HP Basic does not give the propper tools to handle SMP in the respect of instruction order. If it was writen in C it would be a diffrent matter.

Then only right this todo is to rewrite it to use RMS file and place that file in memory. That would solve the cache problem.

If nothing else exists to force "flush" cache to memory? Then i'll close this thread end of this week.

Thx for all answers

BR
Roger
Hein van den Heuvel
Honored Contributor

Re: How wide is SYS$SETRWM

>> Then only right this todo is to rewrite it to use RMS file and place that file in memory. That would solve the cache problem.

Admittedly i did not read this whole stream, but suddenly the word RMS showed up, and I must say the above sentence looks odd (as in someone is clueless!.. That someone could be me, or...)

If Memory Barriers are a concern one (or, me) typically thinks about timing problem with dozens of instructions, often protected by a spinlock.

RMS records operations take millions of instructions (ok... many thousands) and often use several locks.

OpenVMS locking sits nicely in the middle and is probably the safe and easy solution to your problem. It takes hundreds (low thousands) instructions and 'does the right things' for up to 500,000 times per second on a fast box.

An optimal solution with buffers in shared memory probably can be founs using LIB$INSQHI and friends:

"When you use these routines, cooperating processes can communicate without
further synchronization and without danger of being interrupted, either on a
single processor or in a multiprocessor environment. The queue access routines
are also useful in an AST environment; they allow you to add or remove an entry
from a queue without being interrupted by an AST."

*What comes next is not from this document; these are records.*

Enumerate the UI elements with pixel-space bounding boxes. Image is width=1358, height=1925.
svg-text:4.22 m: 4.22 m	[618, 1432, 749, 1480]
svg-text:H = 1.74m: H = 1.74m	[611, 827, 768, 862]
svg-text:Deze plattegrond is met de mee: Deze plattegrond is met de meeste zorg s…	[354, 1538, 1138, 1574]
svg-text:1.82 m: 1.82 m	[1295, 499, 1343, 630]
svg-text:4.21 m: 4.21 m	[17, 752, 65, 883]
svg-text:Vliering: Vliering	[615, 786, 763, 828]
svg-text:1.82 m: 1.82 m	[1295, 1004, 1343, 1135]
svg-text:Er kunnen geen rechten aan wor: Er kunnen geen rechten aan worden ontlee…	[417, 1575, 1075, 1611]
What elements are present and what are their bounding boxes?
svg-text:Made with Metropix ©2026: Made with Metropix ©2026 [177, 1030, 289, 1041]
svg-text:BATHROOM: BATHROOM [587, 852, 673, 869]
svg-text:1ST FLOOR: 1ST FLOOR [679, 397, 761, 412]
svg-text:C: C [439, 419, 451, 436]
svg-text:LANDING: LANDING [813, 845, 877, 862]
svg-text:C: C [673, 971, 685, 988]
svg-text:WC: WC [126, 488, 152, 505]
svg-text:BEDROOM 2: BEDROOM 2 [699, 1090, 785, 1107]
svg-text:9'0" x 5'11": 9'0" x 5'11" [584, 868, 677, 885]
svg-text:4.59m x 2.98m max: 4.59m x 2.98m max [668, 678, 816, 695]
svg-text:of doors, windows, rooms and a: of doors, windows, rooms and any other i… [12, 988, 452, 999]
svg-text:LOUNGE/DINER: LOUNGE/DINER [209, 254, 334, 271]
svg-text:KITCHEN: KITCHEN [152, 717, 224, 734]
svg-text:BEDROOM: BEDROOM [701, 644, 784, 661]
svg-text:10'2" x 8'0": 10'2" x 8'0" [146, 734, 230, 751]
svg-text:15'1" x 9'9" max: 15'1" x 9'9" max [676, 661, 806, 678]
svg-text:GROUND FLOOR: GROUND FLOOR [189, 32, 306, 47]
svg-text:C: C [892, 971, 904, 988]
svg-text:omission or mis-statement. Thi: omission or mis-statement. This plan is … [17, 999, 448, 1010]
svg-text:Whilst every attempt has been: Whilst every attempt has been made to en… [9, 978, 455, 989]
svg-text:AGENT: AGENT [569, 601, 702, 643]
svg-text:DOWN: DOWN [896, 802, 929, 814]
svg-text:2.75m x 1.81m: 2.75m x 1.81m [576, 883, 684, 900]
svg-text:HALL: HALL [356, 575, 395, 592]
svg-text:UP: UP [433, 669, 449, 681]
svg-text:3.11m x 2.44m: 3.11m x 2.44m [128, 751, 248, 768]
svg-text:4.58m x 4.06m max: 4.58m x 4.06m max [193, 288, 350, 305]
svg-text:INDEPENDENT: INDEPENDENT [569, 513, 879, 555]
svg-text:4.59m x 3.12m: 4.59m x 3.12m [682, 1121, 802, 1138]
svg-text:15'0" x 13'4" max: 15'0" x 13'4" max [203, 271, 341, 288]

>> But because or pre execution the cache might have already got the date a from memory to the cache.

NO.


Hope this helps some,
Hein.

Hoff
Honored Contributor

Re: How wide is SYS$SETRWM

I tend to go over to use of RMS (with global buffers) fairly quickly when presented with these sorts of issues, as it deals with this stuff for me. If I really need speed -- more than I can get with tuning the RMS -- then I start looking at shared memory and at solutions other than RMS.

Sure, RMS is fairly heavyweight. Conversely, code that deals with the same sorts of cases will also be heavyweight, and you'll end up supporting it. (TANSTAAFL here. Sure, direct shared memory and bitlocks is usually fairly lightweight. But it never seems to end there...)

The combination of using existing code (eg: RMS) and throwing hardware at the problem can be a cheap solution.

Now as for reviewing and desk-checking the existing code (the "low-hanging fruit" before more work on the code, or before considering a rewrite), that's something best discussed off-line. I'm getting the distinct impression I do not know what's (really) going on with the code in question, as the more I read the responses here, the more confused I get.